Staunton, VA, April 9, 2010 – The long-haul truckers’ strike is far larger and thus having a much bigger impact on the economy than many suspect not only because the state-controlled media have not been willing to cover it but also because of the specific nature of the truckers’ action and the situations they face with regard to the authorities, according to Novaya gazeta.
The strike, the paper says, has truly become an all-Russian action with strikers appearing from Vladivostok to Smolensk and from Daghestan to Yamal. But because the strikers don’t have an all-Russian coordinating center (lest it be closed by the authorities), the national number of truckers involved is unclear.

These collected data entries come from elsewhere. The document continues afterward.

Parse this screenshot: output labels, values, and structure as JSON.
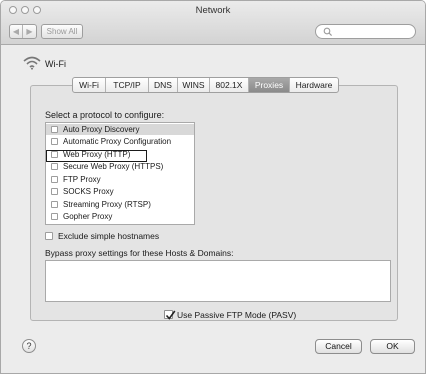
{
  "window": {
    "title": "Network"
  },
  "toolbar": {
    "back_glyph": "◀",
    "forward_glyph": "▶",
    "show_all_label": "Show All",
    "search_value": ""
  },
  "service": {
    "name": "Wi-Fi",
    "icon": "wifi-icon"
  },
  "tabs": [
    {
      "label": "Wi-Fi",
      "active": false
    },
    {
      "label": "TCP/IP",
      "active": false
    },
    {
      "label": "DNS",
      "active": false
    },
    {
      "label": "WINS",
      "active": false
    },
    {
      "label": "802.1X",
      "active": false
    },
    {
      "label": "Proxies",
      "active": true
    },
    {
      "label": "Hardware",
      "active": false
    }
  ],
  "proxies": {
    "protocol_prompt": "Select a protocol to configure:",
    "protocols": [
      {
        "label": "Auto Proxy Discovery",
        "checked": false,
        "selected": true
      },
      {
        "label": "Automatic Proxy Configuration",
        "checked": false,
        "selected": false
      },
      {
        "label": "Web Proxy (HTTP)",
        "checked": false,
        "selected": false,
        "highlighted": true
      },
      {
        "label": "Secure Web Proxy (HTTPS)",
        "checked": false,
        "selected": false
      },
      {
        "label": "FTP Proxy",
        "checked": false,
        "selected": false
      },
      {
        "label": "SOCKS Proxy",
        "checked": false,
        "selected": false
      },
      {
        "label": "Streaming Proxy (RTSP)",
        "checked": false,
        "selected": false
      },
      {
        "label": "Gopher Proxy",
        "checked": false,
        "selected": false
      }
    ],
    "exclude_simple_hostnames": {
      "label": "Exclude simple hostnames",
      "checked": false
    },
    "bypass_label": "Bypass proxy settings for these Hosts & Domains:",
    "bypass_value": "",
    "passive_ftp": {
      "label": "Use Passive FTP Mode (PASV)",
      "checked": true
    }
  },
  "footer": {
    "help_glyph": "?",
    "cancel_label": "Cancel",
    "ok_label": "OK"
  },
  "colors": {
    "active_tab": "#8f8f8f",
    "panel": "#e4e4e4",
    "window": "#ececec"
  }
}
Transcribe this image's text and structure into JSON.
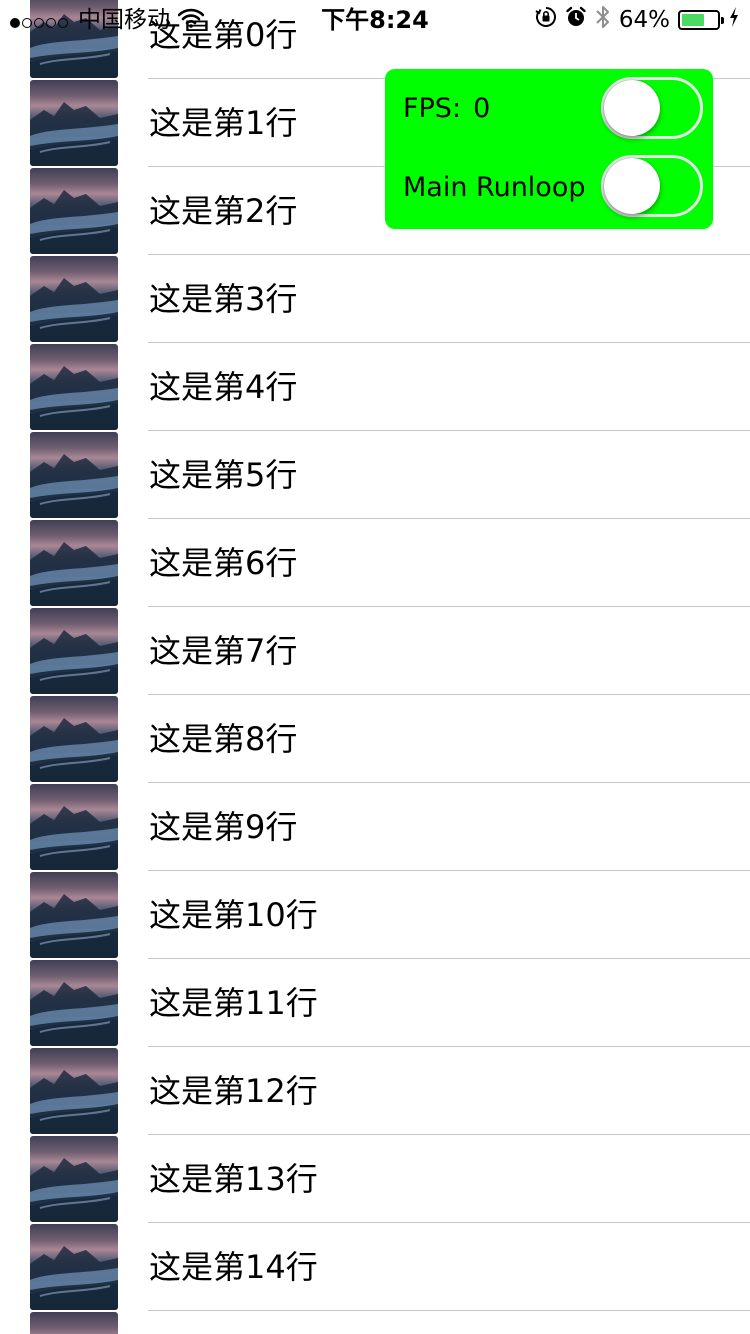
{
  "status_bar": {
    "carrier": "中国移动",
    "time": "下午8:24",
    "battery_percent": "64%",
    "battery_level": 0.64,
    "signal_bars_filled": 1,
    "signal_bars_total": 5,
    "icons": [
      "wifi-icon",
      "orientation-lock-icon",
      "alarm-icon",
      "bluetooth-icon",
      "battery-icon",
      "charging-icon"
    ]
  },
  "monitor": {
    "background_color": "#00ff00",
    "fps_label": "FPS:",
    "fps_value": "0",
    "runloop_label": "Main Runloop",
    "fps_toggle_on": false,
    "runloop_toggle_on": false
  },
  "table": {
    "rows": [
      {
        "label": "这是第0行"
      },
      {
        "label": "这是第1行"
      },
      {
        "label": "这是第2行"
      },
      {
        "label": "这是第3行"
      },
      {
        "label": "这是第4行"
      },
      {
        "label": "这是第5行"
      },
      {
        "label": "这是第6行"
      },
      {
        "label": "这是第7行"
      },
      {
        "label": "这是第8行"
      },
      {
        "label": "这是第9行"
      },
      {
        "label": "这是第10行"
      },
      {
        "label": "这是第11行"
      },
      {
        "label": "这是第12行"
      },
      {
        "label": "这是第13行"
      },
      {
        "label": "这是第14行"
      },
      {
        "label": ""
      }
    ],
    "separator_color": "#c8c7cc"
  }
}
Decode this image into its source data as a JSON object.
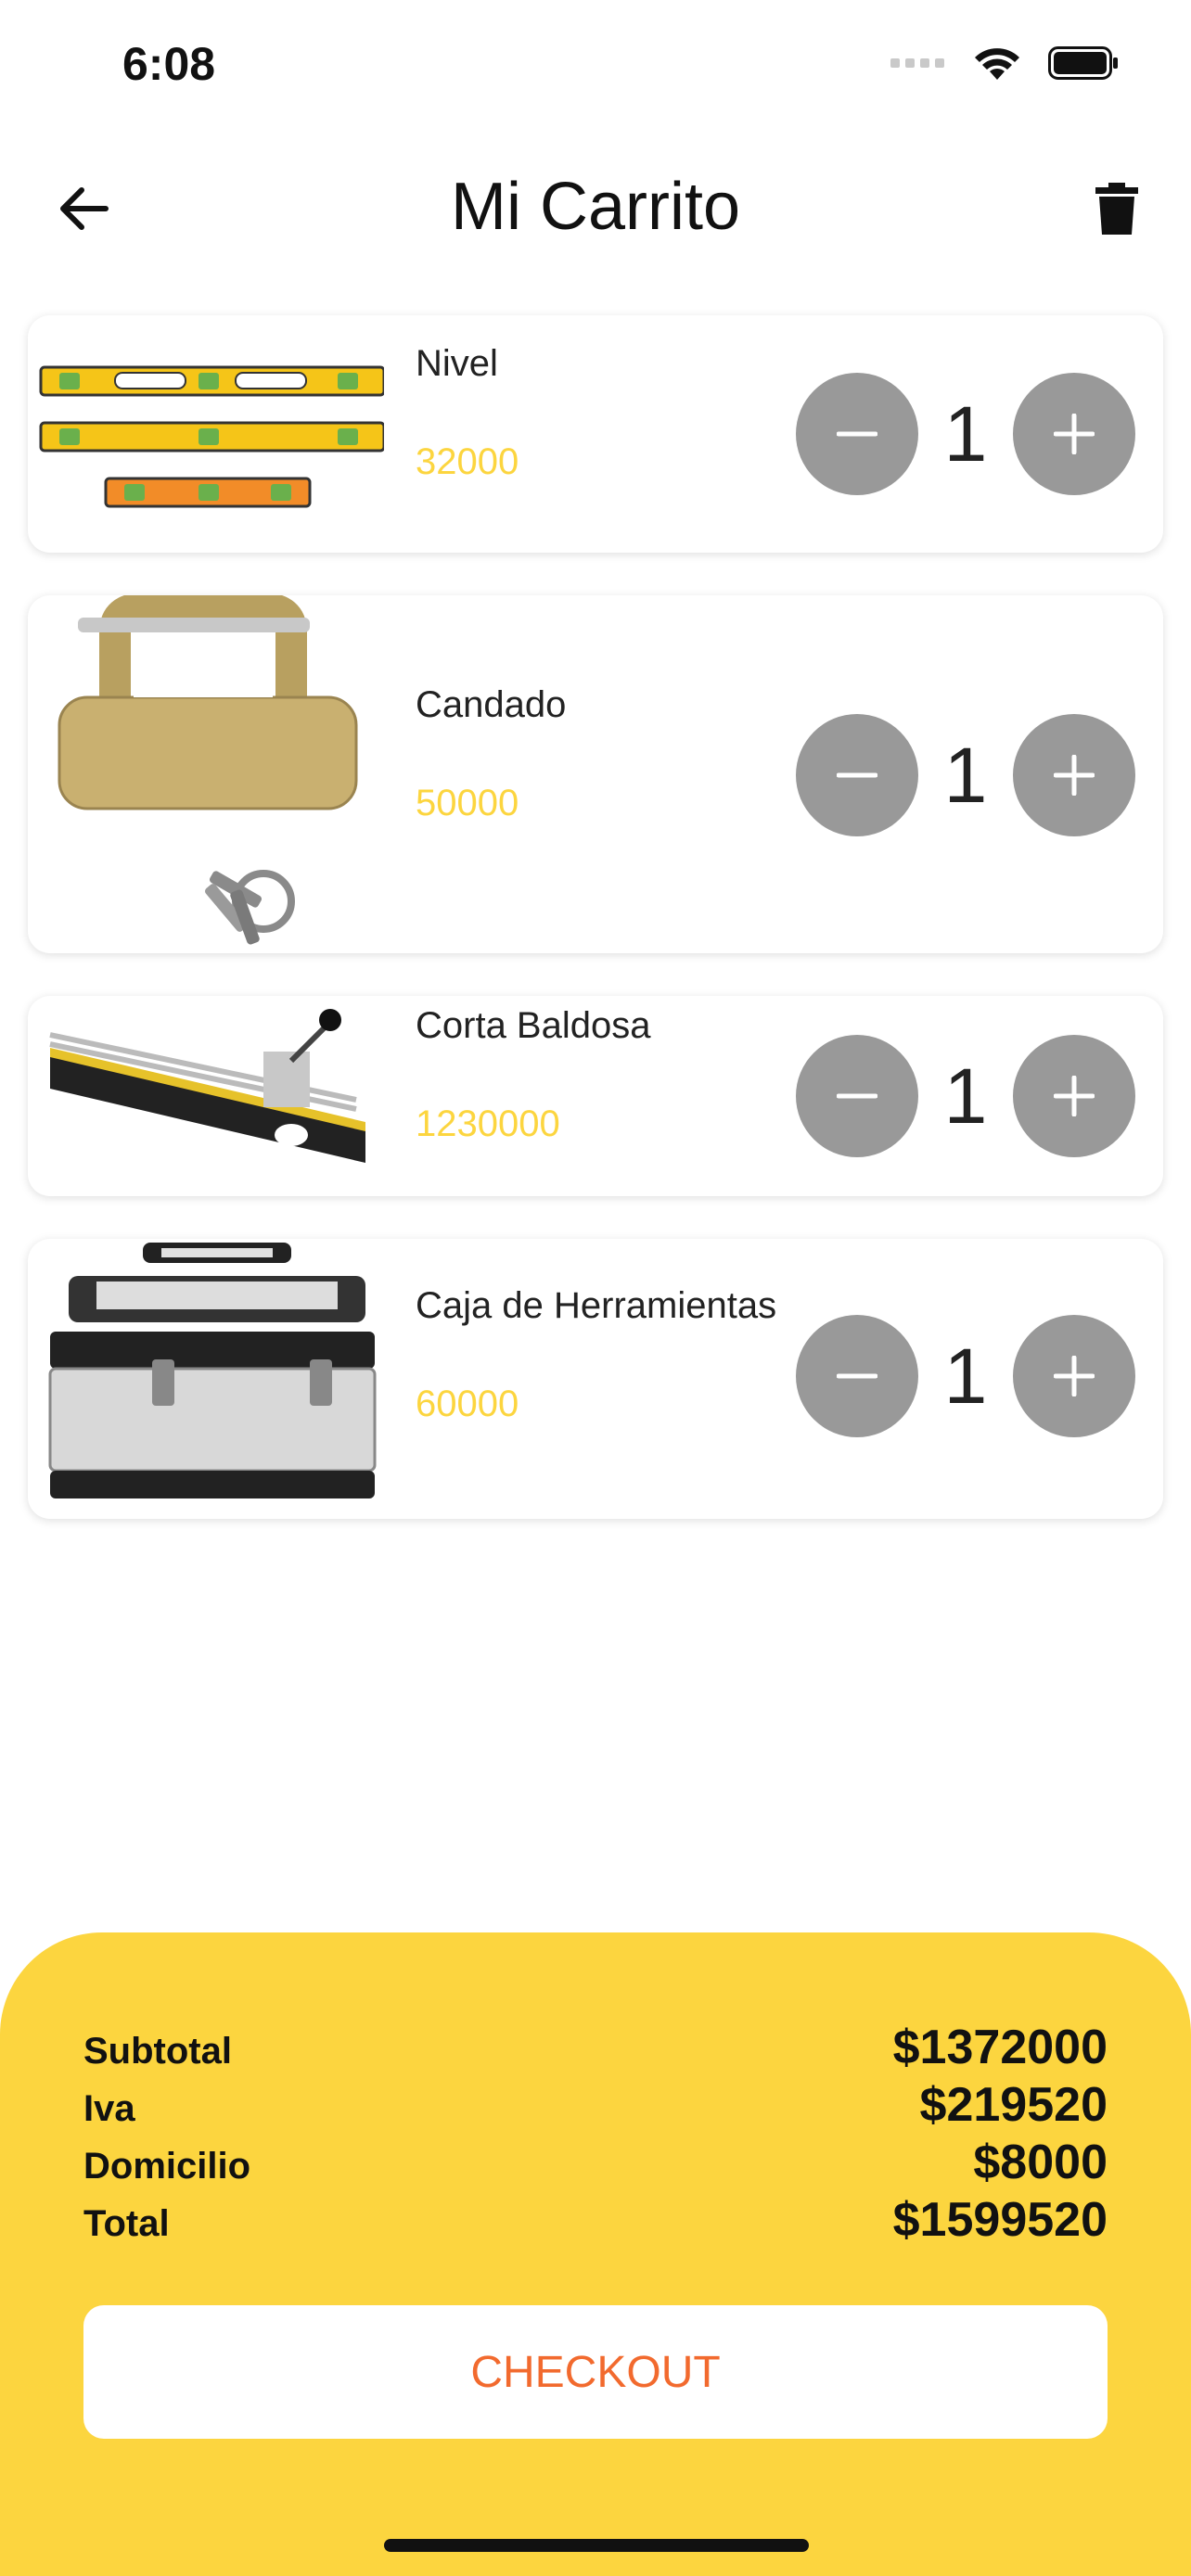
{
  "status": {
    "time": "6:08"
  },
  "header": {
    "title": "Mi Carrito",
    "back_icon": "arrow-left-icon",
    "trash_icon": "trash-icon"
  },
  "cart": {
    "items": [
      {
        "name": "Nivel",
        "price": "32000",
        "quantity": "1"
      },
      {
        "name": "Candado",
        "price": "50000",
        "quantity": "1"
      },
      {
        "name": "Corta Baldosa",
        "price": "1230000",
        "quantity": "1"
      },
      {
        "name": "Caja de Herramientas",
        "price": "60000",
        "quantity": "1"
      }
    ]
  },
  "summary": {
    "subtotal_label": "Subtotal",
    "subtotal_value": "$1372000",
    "iva_label": "Iva",
    "iva_value": "$219520",
    "domicilio_label": "Domicilio",
    "domicilio_value": "$8000",
    "total_label": "Total",
    "total_value": "$1599520",
    "checkout_label": "CHECKOUT"
  },
  "colors": {
    "accent": "#FCD53F",
    "stepper": "#999999",
    "checkout_text": "#F26A2E"
  }
}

At the local and regional strikes, however, organizers have good figures; and so journalists from the independent Moscow newspaper visited some of these in Kurgan, Yekaterinburg, Volgograd, St. Petersburg, Murmansk, Irkutsk, and Dagestan in order to draw some broader conclusions.
The paper offers three: First, the size of the action is typically seriously underestimated because many truckers who are participating are doing so simply by parking their trucks and not doing anything more than that. That makes them “invisible” if one is looking only at those who come together on the roads.
Second, “with the exception of Dagestan where there have been clashes among the long-haul truckers, protests are occurring is a clearly peaceful fashion.” Dispersing the truckers and other force measures are in every case at “the initiative of regional siloviki.”
And third – and this is the most important of all – this strike is going to last a long time “because the long-haul truckers do not have any motivation to end their work action” until the authorities back down on the Platon system and other tariffs to which the truckers object.